In its quarterly housing market assessment, CMHC said sales are still outstripping inventory and prices remain high, though it did note there are signs that may be short-lived.
“After climbing up for 15 consecutive quarters on a year-over-year basis, the inflation-adjusted average [sale] price dropped by 5.8 per cent in the first quarter of 2019 from a year ago,” the report said. “Meanwhile, the young-adult population and the inflation-adjusted personal disposable income increased by 2.5 per cent and 0.3 per cent, respectively.
“The decline in price and growth in fundamentals have helped to narrow the average estimate of overvaluation in Victoria,” said the study.

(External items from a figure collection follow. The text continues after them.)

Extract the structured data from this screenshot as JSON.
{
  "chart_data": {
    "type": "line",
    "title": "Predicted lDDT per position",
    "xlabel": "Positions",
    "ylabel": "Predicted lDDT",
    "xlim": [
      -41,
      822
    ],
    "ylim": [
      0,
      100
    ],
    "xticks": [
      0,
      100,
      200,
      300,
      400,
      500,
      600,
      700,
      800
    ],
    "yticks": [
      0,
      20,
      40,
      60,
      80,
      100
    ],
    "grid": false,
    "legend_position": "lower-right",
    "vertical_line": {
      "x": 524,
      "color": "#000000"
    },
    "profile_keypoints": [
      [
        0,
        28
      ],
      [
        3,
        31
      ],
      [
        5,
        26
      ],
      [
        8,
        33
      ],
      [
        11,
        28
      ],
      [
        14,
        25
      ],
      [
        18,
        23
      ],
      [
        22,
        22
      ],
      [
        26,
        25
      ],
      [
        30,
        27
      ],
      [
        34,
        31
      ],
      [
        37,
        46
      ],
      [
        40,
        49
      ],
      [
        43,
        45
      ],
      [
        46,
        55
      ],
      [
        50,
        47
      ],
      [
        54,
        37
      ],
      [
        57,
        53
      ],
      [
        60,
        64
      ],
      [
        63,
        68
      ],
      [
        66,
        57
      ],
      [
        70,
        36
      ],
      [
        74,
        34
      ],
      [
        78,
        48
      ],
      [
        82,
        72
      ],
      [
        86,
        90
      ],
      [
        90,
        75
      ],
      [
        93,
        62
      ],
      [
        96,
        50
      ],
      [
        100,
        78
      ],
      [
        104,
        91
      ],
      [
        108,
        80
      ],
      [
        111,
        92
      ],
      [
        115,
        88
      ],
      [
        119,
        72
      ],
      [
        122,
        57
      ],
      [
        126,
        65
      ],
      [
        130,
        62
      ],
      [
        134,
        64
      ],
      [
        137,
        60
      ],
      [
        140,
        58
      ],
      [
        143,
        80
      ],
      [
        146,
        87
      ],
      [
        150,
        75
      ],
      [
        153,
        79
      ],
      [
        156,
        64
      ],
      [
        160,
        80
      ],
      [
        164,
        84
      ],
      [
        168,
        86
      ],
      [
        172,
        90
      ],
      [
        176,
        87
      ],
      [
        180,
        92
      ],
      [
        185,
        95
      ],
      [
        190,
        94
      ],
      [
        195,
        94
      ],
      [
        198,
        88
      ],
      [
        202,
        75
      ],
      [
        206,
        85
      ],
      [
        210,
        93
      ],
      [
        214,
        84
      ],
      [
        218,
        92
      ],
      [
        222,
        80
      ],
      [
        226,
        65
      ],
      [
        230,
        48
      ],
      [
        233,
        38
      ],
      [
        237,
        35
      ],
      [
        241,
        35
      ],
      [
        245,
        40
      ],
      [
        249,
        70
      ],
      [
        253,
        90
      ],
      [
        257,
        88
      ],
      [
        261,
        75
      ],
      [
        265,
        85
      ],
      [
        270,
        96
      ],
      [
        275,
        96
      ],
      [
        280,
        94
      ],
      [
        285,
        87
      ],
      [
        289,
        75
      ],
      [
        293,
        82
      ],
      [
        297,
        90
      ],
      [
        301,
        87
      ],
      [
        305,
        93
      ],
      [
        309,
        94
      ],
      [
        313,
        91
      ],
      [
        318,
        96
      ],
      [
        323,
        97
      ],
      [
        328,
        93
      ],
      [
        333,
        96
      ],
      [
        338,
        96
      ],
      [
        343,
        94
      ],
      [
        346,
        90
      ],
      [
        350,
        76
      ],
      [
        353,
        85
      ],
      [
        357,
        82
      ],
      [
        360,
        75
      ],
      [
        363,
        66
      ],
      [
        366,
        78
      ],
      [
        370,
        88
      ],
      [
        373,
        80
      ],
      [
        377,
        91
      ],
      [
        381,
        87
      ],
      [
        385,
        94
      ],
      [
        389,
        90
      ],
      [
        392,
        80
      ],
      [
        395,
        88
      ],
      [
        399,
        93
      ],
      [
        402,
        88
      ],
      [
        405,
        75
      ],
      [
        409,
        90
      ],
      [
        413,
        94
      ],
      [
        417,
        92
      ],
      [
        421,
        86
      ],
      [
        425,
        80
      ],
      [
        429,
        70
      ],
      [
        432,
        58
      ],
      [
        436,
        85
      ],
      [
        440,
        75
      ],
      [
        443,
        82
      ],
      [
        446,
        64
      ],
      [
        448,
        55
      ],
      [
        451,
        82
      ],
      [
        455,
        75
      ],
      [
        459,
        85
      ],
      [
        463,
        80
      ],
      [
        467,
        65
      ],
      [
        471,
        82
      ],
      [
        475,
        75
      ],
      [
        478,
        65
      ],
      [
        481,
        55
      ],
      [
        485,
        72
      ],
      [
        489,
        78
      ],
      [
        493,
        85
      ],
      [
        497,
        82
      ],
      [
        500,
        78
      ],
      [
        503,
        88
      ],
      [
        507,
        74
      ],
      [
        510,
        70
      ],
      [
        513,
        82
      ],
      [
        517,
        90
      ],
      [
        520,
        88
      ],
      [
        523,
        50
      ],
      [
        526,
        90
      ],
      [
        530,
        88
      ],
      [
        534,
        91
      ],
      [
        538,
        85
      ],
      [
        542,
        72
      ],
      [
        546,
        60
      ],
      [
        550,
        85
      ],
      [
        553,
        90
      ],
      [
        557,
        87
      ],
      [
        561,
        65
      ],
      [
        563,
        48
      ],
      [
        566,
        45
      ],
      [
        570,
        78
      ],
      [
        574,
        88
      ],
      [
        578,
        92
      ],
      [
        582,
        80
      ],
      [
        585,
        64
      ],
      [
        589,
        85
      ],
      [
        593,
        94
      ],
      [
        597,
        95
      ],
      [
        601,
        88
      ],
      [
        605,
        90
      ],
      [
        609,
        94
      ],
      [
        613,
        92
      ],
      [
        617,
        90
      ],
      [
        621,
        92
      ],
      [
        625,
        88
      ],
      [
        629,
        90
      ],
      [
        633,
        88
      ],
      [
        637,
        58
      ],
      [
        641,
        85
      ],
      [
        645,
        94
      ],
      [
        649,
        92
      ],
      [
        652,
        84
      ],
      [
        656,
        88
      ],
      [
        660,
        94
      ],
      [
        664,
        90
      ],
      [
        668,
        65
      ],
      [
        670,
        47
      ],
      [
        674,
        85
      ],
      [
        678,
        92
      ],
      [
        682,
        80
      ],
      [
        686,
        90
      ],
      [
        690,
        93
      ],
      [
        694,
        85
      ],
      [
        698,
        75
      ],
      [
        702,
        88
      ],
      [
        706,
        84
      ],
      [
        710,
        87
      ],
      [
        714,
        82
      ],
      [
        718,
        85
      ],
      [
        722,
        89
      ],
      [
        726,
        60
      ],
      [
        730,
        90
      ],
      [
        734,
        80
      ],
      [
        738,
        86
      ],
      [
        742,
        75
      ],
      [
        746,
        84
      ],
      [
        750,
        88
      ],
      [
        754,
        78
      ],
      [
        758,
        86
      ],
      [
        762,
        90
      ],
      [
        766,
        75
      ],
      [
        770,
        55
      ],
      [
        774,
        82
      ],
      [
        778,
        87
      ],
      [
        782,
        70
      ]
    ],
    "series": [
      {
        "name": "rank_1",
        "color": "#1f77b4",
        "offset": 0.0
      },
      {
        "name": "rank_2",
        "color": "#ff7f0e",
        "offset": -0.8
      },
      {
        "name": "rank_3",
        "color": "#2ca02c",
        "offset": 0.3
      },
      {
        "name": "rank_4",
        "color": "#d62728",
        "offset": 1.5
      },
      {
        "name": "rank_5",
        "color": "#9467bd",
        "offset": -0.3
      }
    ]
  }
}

In its previous quarterly report, CMHC described Greater Victoria's housing market as “moderately overvalued” and — like Vancouver, Toronto and Hamilton — Victoria’s market was deemed to be highly vulnerable.
CMHC said cities deemed vulnerable are unbalanced, which can occur through overbuilding, overvaluation, overheating and price acceleration.
The agency lowered the vulnerability rating of Vancouver’s housing market this time around to “moderate,” marking the first change in three years.
Vancouver has been labelled as “highly vulnerable” in 12 consecutive quarters. That only changed because there is now evidence price acceleration in Vancouver has eased.
CMHC also said a moderate degree of vulnerability remains at the national level, but imbalances between house prices and housing market fundamentals have narrowed over the past year while certain markets are at higher risk.